Bewertung:

Das Buch bietet eine wissenschaftliche Untersuchung des Lebens und der Gerichtsverhandlung von Apache Kid, die eine ausgewogene Perspektive auf die Ereignisse und die kulturelle Dynamik zwischen amerikanischen Ureinwohnern und weißen Siedlern bietet.

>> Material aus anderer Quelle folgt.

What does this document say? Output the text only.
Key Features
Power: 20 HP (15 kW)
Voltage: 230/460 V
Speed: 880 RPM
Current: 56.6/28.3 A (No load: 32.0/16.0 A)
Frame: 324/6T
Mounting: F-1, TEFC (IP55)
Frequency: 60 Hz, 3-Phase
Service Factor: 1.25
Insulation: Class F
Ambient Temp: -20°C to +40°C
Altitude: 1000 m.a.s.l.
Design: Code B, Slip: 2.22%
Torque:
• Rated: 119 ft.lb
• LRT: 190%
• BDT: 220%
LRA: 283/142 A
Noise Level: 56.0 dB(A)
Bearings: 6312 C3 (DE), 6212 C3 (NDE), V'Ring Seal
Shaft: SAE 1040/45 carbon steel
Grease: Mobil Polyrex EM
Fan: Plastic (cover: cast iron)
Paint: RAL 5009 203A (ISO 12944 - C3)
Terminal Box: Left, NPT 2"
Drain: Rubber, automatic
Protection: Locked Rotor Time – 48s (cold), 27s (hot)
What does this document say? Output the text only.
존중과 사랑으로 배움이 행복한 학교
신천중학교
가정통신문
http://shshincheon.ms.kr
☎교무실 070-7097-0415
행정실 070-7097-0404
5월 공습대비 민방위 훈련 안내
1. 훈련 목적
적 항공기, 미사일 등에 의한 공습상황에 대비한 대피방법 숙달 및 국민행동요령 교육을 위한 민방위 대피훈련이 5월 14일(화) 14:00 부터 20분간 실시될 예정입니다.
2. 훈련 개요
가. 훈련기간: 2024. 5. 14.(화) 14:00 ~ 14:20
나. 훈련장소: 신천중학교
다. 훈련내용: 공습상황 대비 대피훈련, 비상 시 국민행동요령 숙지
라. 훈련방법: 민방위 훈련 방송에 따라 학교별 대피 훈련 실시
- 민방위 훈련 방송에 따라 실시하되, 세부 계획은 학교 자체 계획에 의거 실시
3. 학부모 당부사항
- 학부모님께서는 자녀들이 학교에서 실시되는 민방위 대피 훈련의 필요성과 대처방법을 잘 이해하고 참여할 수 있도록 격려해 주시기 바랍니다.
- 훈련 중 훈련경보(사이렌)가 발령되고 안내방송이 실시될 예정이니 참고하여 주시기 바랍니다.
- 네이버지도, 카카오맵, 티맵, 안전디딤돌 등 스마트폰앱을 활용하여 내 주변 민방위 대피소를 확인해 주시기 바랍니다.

Vorteile:Gut geschrieben, fair gegenüber allen Beteiligten, leicht zu lesen, fesselnd, ohne zu langatmig zu sein, bietet historischen Kontext in Bezug auf kulturelle Einstellungen und politische Motivationen.
Nachteile:In den Rezensionen werden keine explizit erwähnt.
(basierend auf 2 Leserbewertungen)
Court-Martial of Apache Kid: The Renegade of Renegades
Als 1887 ein junger Oberfeldwebel der San Carlos Agency seinen Dienstort verließ, um den Mord an seinem Großvater auf Stammesart zu rächen, begann für ihn eine unentwirrbare Reise durch drei Rechtssysteme: Apachen-, Militär- und Zivilrecht.
Obwohl seine Prozesse nicht mit Gerechtigkeit endeten, trug jeder dazu bei, dass Apache Kid zum legendären Abtrünnigen von Arizona wurde. Nach dem Militärrecht wegen Desertion und Meuterei angeklagt, entging Kid dem Tod durch ein Erschießungskommando, als sein Urteil in der Berufung aufgehoben wurde.
Die Zivilbehörden klagten Kid daraufhin wegen Körperverletzung bis hin zum Mord an und verurteilten ihn zu sieben Jahren Haft im Arizona-Territorialgefängnis in Yuma. Obwohl Kid vor dem Kriegsgericht nicht mehr als siebenhundert Worte gesprochen hat, ist Clare McKannas Darstellung dieser juristischen Odyssee ebenso fesselnd wie die Flucht und die Legende von Kid".